Keyword: neural degeneration

Abstract:

Healthy mitochondria are required for maintaining neuronal integrity and function. Mitochondria undergo dynamic fission-fusion and damaged mitochondria are cleared by autophagy (termed as mitophagy). Recently, there have been debates on whether mitophagy occurs locally in axons or whether damaged mitochondria need to be transported to the neuronal soma for lysosome-mediated turnover (Cai et al., 2012; Ashrafi et al., 2014; Maday and Holzbaur, 2014). To address this question, we have developed a Drosophila wing nerve model, which allows us to label axons and mitochondria by different fluorescent proteins to study their changes during aging in vivo.

We found mitochondria in axons were significantly shorter in aged flies, suggesting that mitochondria become fragmented during aging. Alternatively, it may be due to reduced mitophagy in aged axons. We hence studied the consequence of manipulating key mitophagy genes Pink1 and Parkin in axons. To our great surprise, unlike in muscles where the Pink1B9 null mutation caused severe mitochondria abnormality and muscle degeneration (Clark et al., 2006; Park et al., 2006), Pink1B9 flies showed normal mitochondria morphology, size and density in neurons, and did not cause spontaneous axon degeneration. This result suggests that local axonal mitophagy might not be an essential mechanism in maintaining neural integrity during aging. Consistently, we found that co-localization of mitochondria and autophagosomes almost exclusively occurred in the neuronal soma and was essentially not observed in axons, even in aged flies. The co-localization occurrence in soma did not decrease with age, suggesting a constant mitophagy level in neurons during aging. Co-localization of axonal mitochondria and autophagosomes in vivo were observed only after axotomy in the injured wing nerve. This is consistent with previous in vitro studies where extreme insults such as H2O2 or CCCP were used to induce mitophagy in cultured neurites.

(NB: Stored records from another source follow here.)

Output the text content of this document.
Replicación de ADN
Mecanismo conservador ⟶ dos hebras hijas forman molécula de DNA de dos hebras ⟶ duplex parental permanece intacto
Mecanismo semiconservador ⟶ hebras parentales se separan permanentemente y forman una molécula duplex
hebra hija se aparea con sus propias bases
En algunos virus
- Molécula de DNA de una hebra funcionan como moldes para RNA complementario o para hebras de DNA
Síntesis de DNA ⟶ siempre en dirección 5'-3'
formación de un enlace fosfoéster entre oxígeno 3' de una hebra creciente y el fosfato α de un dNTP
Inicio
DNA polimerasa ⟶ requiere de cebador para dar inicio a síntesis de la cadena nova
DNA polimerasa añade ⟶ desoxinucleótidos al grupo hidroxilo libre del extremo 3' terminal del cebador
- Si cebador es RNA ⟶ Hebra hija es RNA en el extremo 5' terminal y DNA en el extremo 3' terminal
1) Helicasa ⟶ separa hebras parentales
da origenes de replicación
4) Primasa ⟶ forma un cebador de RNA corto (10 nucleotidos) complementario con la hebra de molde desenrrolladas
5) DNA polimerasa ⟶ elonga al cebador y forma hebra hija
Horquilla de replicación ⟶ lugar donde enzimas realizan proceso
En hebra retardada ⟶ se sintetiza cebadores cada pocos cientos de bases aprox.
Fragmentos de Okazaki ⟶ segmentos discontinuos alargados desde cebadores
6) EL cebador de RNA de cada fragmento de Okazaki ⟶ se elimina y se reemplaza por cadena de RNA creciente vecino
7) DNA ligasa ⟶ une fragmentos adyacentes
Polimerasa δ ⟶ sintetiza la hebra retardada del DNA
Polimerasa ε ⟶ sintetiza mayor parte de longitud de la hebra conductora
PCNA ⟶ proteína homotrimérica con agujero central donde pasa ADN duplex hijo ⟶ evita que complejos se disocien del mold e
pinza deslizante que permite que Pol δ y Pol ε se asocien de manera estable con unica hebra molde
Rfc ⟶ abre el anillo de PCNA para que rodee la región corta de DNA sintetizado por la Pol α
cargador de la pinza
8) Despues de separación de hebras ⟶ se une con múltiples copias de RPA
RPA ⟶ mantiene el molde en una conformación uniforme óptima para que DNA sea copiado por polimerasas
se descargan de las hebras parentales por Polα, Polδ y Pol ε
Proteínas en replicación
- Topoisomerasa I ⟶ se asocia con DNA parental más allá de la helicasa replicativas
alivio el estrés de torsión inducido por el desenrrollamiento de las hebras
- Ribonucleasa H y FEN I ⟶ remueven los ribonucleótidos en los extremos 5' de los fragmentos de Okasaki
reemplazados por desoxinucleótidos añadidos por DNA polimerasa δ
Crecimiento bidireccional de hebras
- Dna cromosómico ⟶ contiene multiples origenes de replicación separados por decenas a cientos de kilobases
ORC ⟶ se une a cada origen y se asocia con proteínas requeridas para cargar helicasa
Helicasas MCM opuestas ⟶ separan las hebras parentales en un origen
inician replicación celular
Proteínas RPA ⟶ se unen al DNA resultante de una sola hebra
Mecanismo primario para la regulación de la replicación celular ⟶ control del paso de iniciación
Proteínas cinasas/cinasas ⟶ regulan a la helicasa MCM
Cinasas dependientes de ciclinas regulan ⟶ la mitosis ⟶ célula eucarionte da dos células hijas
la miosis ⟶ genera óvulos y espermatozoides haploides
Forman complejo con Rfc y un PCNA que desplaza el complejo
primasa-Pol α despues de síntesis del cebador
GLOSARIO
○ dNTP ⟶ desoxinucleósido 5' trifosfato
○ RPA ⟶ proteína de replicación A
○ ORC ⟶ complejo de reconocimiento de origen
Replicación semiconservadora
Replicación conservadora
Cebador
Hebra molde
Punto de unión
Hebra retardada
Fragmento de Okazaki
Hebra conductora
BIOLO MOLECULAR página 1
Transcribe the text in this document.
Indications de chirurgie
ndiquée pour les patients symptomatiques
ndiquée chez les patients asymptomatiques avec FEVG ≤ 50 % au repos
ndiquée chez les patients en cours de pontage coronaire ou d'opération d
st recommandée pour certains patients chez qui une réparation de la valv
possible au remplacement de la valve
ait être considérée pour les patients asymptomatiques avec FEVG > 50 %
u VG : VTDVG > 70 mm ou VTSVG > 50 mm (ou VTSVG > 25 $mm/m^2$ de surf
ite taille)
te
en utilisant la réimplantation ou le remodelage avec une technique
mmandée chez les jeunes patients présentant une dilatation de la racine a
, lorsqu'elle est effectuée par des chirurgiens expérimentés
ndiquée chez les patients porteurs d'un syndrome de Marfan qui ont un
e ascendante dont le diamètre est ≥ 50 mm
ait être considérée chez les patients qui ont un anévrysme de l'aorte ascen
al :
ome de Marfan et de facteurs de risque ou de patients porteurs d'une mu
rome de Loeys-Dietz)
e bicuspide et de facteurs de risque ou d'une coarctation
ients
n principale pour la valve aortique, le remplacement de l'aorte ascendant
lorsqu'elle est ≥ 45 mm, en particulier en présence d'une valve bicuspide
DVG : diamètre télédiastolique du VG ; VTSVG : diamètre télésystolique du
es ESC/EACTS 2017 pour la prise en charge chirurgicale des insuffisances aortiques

Next, we overexpressed Pink1 or Parkin to see if promoting mitophagy mitigated age-associated accumulation of damaged mitochondria in neurons. Unexpectedly, however, both flies showed increase in fragmented mitochondria and severe spontaneous axon degeneration. Upregulation of mitochondria fusion genes could fully rescue the axonal phenotypes of Parkin OE. Together, our results indicate that mitophagy is dispensable for axonal integrity and we have additional evidence suggesting that fission-fusion plays a major role in keeping healthy and functional mitochondria in axons during normal aging.